Maar het gaat er wel om dat wij die algoritmes heel bewust trainen, waarschuwt De Graaf. “Zanger Typhoon werd bijvoorbeeld een aantal jaar geleden aangehouden omdat zijn nieuwe auto niet bij zijn huidskleur paste. We moeten breder kijken dan alleen de grootste pakkans. Morele dilemma’s specifiek maken, bewust kiezen hoe we programmeren. Het niet per ongeluk laten gebeuren.”
“Het kan heel mooi worden”
Mensen en computers zijn aanvullend aan elkaar, zo stellen beide lectoren. Het is niet de vraag of de computer de baas wordt, het gaat om samenwerken. Als we dat goed organiseren dan kan het heel mooi worden, zegt De Graaf. Bijvoorbeeld in de gezondheidszorg. “Het systeem knelt aan alle kanten: mensen vergrijzen, de zorgvraag neemt toe en er zijn steeds minder mensen om het werk te doen.”

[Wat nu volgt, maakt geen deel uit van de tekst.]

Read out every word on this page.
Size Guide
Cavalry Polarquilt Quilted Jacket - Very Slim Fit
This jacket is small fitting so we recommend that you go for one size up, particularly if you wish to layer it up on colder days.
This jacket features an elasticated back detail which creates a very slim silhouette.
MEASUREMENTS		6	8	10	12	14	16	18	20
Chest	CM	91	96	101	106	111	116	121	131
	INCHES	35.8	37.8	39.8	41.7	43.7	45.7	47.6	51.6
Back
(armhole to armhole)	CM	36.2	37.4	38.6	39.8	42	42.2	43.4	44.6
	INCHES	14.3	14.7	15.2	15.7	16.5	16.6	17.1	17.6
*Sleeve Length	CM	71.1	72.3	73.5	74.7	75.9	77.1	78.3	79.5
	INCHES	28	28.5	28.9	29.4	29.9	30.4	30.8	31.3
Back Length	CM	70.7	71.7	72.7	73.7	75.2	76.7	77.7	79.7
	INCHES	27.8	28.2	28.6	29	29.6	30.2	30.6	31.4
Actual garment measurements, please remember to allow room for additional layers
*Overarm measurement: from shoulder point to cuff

Mogelijkheden zijn er genoeg, zo blijkt tijdens het college. Een robot die mensen kan tillen. Of de CRDL (spreek uit: “cradle”), een instrument dat contact met bijvoorbeeld mensen met dementie in een vergevorderd stadium mogelijk maakt. Of beeldbellen. Wouters: “Daar is best veel weerstand tegen geweest. Maar met beeldbellen worden vaak fantastische relaties opgebouwd. Vaak leer je nog meer omdat mensen dichterbij je zitten. Je kunt niet weg kijken.”
“Je ziet de zorg verschuiven. Als je regelmatig je bloeddruk moeten meten is dat fijn als je daar niet steeds voor naar de huisarts moet.” Daarmee verandert de rol van de patiënt, die doet in feite een onderdeel van de behandeling, legt Wouters uit.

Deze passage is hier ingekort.